Thanks to the Solana blockchain, the infrastructure for the command-and-control servers is resilient against the shutdown of individual servers. The malware obtains links in Base64 format to the payload with the actual malware via the public blockchain.

This way, attackers can replace the C2 server at any time and publish the new address via the blockchain.

GlassWorm has now also appeared on GitHub, according to the Koi blog. Maintainers have reported that their repositories have received presumably AI-generated commits that, at first glance, appear to be relevant to the project and legitimate but contain code with GlassWorm's attack patterns, which is also invisible.

The blog post states that the commits on GitHub use Private Use Areas, i.e., Unicode characters designated for private use. This is intended to make the code invisible as well, although we were unable to replicate this in our tests.
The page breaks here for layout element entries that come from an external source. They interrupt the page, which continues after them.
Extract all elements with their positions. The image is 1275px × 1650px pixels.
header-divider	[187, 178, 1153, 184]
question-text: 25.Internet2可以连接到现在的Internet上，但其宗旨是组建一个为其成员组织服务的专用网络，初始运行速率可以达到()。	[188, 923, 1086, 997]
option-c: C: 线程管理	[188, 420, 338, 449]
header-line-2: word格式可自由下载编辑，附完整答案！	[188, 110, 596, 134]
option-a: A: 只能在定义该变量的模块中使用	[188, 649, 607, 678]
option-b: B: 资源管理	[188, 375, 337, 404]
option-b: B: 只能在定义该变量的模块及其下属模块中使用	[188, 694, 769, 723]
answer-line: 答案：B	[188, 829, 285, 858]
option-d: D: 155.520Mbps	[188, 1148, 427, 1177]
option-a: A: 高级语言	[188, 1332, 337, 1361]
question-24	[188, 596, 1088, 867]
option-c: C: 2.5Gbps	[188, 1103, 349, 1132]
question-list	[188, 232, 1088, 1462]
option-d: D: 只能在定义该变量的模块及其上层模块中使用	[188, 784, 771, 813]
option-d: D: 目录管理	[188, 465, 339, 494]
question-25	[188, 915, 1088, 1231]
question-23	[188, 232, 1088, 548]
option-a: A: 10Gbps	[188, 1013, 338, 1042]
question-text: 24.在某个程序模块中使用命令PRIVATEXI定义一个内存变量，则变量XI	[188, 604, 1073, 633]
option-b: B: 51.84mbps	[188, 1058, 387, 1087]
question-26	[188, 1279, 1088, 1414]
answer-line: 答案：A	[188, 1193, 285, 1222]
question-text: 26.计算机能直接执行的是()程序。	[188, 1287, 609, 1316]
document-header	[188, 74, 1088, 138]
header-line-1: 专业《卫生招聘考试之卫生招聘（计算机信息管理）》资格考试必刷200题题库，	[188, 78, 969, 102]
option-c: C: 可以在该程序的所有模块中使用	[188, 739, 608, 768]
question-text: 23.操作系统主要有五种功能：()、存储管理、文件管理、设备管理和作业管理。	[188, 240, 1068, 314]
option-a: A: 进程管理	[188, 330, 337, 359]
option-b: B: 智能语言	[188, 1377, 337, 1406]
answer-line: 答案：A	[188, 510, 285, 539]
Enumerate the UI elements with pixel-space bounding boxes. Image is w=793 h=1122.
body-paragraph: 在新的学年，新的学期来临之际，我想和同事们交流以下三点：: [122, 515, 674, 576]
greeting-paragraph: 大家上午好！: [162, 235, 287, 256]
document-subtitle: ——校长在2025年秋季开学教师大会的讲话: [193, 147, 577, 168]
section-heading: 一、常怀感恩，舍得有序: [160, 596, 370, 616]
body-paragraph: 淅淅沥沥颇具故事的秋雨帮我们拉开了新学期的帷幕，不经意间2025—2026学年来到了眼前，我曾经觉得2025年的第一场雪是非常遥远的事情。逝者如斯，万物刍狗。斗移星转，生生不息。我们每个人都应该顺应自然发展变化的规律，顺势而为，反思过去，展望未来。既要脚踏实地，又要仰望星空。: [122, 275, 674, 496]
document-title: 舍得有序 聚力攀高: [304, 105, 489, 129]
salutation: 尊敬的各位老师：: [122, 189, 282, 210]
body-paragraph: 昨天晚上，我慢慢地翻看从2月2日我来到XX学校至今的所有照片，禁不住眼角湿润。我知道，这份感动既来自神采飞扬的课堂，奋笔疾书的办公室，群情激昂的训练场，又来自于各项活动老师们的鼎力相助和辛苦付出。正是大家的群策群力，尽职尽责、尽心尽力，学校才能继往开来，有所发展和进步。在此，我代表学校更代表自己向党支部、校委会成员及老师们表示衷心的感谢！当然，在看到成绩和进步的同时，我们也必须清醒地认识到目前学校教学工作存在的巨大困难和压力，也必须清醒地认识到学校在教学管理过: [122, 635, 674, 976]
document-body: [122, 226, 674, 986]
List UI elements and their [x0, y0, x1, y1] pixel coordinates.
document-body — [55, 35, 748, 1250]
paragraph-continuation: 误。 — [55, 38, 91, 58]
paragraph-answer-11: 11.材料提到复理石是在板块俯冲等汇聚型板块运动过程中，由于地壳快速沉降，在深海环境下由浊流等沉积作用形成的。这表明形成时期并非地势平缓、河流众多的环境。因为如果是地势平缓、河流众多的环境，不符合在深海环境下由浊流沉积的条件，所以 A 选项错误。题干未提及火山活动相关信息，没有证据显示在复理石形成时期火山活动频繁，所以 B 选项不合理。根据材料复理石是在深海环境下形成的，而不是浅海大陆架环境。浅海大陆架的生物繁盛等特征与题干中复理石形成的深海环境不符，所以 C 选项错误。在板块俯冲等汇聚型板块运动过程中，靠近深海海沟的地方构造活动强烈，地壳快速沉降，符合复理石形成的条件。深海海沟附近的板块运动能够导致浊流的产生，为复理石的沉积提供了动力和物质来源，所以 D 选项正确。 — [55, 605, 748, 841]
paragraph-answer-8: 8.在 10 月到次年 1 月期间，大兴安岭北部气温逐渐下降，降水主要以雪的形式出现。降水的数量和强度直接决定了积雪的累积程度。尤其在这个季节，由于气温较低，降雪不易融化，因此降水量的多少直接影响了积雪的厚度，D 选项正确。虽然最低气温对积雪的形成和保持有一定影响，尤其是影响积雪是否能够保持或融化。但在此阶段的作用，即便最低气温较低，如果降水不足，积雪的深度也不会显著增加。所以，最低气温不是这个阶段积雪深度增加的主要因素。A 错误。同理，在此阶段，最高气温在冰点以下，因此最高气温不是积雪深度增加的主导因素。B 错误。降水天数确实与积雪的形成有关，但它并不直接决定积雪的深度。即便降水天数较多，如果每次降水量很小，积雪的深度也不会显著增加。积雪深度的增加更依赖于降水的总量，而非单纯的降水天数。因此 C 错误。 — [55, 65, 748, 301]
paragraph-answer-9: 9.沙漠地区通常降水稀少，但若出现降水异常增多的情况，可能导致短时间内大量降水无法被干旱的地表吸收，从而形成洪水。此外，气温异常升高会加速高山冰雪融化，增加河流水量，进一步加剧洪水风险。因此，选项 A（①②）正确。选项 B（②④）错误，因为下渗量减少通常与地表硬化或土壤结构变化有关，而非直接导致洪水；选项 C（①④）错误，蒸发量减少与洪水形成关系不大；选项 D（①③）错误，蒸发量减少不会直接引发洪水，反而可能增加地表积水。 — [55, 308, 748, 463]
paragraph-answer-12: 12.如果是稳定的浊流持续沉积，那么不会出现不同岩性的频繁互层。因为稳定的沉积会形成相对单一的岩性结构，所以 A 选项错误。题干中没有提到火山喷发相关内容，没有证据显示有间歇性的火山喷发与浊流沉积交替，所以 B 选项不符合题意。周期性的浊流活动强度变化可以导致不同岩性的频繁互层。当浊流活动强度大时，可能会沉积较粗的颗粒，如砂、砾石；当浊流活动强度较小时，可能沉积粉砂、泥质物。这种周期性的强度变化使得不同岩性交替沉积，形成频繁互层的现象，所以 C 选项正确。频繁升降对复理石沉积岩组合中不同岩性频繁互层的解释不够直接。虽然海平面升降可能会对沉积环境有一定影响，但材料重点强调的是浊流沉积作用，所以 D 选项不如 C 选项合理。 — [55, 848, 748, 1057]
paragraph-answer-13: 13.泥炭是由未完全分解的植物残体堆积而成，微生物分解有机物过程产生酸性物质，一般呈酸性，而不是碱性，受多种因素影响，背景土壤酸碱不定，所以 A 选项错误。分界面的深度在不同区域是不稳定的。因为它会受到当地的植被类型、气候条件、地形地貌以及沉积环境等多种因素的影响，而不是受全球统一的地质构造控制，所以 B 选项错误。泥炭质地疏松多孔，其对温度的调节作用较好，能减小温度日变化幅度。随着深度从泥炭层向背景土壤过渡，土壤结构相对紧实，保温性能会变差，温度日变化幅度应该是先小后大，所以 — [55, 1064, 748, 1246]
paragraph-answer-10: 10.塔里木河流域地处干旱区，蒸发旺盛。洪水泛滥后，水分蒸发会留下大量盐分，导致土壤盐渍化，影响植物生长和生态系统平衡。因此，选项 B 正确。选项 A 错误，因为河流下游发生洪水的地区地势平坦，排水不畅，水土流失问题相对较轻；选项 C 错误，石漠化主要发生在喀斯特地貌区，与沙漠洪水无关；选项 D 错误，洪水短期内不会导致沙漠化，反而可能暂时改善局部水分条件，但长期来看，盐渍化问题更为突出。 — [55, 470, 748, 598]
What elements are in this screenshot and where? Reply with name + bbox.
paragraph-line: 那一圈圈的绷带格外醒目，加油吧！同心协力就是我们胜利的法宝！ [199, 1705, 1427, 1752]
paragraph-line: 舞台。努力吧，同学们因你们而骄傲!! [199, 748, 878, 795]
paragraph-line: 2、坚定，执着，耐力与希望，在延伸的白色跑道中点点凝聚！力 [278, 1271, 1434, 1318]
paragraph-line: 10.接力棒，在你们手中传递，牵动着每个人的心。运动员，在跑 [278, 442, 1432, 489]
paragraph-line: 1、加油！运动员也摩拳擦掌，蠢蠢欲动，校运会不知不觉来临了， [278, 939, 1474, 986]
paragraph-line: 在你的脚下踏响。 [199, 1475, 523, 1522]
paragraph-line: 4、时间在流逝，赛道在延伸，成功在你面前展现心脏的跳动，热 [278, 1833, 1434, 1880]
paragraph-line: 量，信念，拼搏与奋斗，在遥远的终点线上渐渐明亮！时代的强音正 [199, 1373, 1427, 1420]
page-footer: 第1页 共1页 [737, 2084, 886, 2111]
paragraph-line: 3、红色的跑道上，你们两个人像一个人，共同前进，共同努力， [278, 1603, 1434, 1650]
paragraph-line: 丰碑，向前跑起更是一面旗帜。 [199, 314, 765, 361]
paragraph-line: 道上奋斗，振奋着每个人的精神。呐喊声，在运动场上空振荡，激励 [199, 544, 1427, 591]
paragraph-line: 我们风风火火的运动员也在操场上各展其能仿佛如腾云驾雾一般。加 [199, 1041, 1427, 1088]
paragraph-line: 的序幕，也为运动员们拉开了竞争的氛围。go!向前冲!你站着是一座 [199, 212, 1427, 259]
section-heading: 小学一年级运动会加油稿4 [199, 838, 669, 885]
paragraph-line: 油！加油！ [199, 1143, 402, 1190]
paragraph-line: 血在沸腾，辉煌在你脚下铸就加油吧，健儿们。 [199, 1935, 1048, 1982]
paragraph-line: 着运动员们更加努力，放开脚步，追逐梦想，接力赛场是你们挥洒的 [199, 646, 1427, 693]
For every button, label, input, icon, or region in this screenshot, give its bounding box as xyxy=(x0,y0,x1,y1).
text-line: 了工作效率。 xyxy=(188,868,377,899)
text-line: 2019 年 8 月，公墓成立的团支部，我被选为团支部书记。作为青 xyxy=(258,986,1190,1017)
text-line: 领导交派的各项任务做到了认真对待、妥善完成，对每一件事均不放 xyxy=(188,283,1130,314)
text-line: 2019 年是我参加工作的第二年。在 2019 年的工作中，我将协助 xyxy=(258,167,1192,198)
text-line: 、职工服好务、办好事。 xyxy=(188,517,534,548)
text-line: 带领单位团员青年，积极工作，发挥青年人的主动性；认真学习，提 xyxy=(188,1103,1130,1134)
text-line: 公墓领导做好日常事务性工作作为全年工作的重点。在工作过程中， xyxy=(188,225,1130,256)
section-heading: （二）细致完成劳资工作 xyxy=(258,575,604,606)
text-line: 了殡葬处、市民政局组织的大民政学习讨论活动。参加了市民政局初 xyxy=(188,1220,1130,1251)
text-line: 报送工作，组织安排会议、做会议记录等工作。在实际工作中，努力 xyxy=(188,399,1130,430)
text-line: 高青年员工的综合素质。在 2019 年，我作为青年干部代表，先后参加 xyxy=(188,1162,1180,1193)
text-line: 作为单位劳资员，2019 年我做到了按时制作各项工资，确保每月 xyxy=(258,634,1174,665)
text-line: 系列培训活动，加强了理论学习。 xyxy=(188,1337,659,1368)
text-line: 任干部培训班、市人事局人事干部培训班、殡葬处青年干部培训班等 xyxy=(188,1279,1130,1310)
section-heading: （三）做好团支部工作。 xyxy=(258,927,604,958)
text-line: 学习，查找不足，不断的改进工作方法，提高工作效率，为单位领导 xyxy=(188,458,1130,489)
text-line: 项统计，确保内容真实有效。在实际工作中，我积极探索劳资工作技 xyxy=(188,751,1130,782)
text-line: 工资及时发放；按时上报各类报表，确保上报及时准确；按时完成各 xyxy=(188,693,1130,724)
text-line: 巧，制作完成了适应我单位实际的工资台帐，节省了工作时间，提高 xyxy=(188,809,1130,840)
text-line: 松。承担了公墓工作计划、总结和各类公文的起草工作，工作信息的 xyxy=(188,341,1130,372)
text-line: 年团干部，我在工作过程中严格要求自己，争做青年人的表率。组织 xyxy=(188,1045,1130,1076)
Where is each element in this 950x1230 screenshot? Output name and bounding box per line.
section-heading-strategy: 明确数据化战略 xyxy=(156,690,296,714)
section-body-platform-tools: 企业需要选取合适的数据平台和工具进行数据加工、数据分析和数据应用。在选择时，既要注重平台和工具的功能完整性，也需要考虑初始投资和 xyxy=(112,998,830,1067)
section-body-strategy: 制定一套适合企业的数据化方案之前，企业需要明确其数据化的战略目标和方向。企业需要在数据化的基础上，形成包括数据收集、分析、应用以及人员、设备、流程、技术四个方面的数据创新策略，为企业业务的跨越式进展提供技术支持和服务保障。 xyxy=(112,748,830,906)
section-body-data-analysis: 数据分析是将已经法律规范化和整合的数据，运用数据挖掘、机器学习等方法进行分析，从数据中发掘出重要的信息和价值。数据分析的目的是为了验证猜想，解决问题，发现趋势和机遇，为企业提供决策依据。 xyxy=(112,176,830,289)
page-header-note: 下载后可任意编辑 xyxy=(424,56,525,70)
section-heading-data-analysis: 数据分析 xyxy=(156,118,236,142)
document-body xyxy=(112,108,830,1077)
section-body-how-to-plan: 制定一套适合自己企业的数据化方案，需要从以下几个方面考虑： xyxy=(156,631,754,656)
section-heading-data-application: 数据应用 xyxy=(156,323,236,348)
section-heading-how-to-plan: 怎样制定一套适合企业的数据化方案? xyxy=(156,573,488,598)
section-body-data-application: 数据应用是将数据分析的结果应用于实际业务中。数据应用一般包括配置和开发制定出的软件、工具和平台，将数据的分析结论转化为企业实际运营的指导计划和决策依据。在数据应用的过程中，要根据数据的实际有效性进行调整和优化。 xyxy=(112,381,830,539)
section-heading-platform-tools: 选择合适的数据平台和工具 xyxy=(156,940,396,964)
According to the Koi blog, after a tip from a security researcher who wishes to remain anonymous, the attackers left an endpoint on their server unsecured. Koi exploited the vulnerability to read data.

There, they found information about the companies and organizations affected by the attack, including a state institution from the Middle East.

The data contains Russian texts and a reference to RedExt.

(Image: Koi)

Interestingly, according to Koi, keylogger data from the attacker was also found in the data. Among other things, it indicates that the attackers speak Russian and use the command-and-control framework RedExt.

Koi has passed the information on to law enforcement agencies to inform the victims and take action against the attackers.